İşin takım olmak/olamamak kısmına yönelik, önemli olduğunu düşüdüğüm bir kaç tespitimi de aktaracağım; kısaca iki temel unsur olduğunu düşünüyorum. 

Birincisi iyi profesyonel olmak. İkincisi maç kazanma inanç ve hırsına sahip olmak. 

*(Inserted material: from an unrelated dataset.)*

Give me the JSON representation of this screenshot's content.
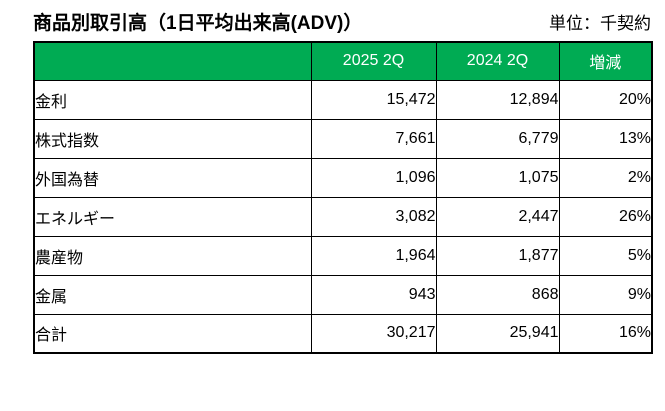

Fenerbahçe geçen yıl bu iki temel unsuru vasatın üzerine çıkarttığında başarılı oldu. Bu iki unsur içinde inanç ve hırs daha kısa sürelerde kazanılabilir. Ancak profesyonellik bir disiplin, altyapı ve inancı sürekli kılma işidir. Bazı oyuncular hiç bir zaman profesyonel olamazlar. Kabiliyetleri ve hırsları birleştiği ölçüde başarılı olurlar. Bu başarı da kalıcı değildir. Zico kolay motivasyon sağlanan oyunlarda takımı bu iki unsuru iyi birleştirerek başarılı kıldı. Aragones’ten daha iyisini bekliyordum. Nedenini bilemiyorum. Ama beklentilerimin şu an için çok altında. Fenerbahçe’de profesyonellik, mevcut futbolcu yapısı ile ikinci planda kalacak bir değer. Bu durumda disiplin ve daha da önemlisi hırs-inanç faktörü kısa vade için ön plana çıkartılmalı. Anlaşılan yönetim ve teknik heyet bunu yeterince başaramıyor. Orta ve uzun vadede ise profesyonelliği ön planda olan oyuncular üzerine oynanmalı. Çünkü profesyonel olan oyuncular değerlerini sahaya çok daha hızlı ve kalıcı olarak yansıtacaklardır. Örnek için çok uzağa gitmeye gerek yok. Takım da Alex diye birisi var zaten.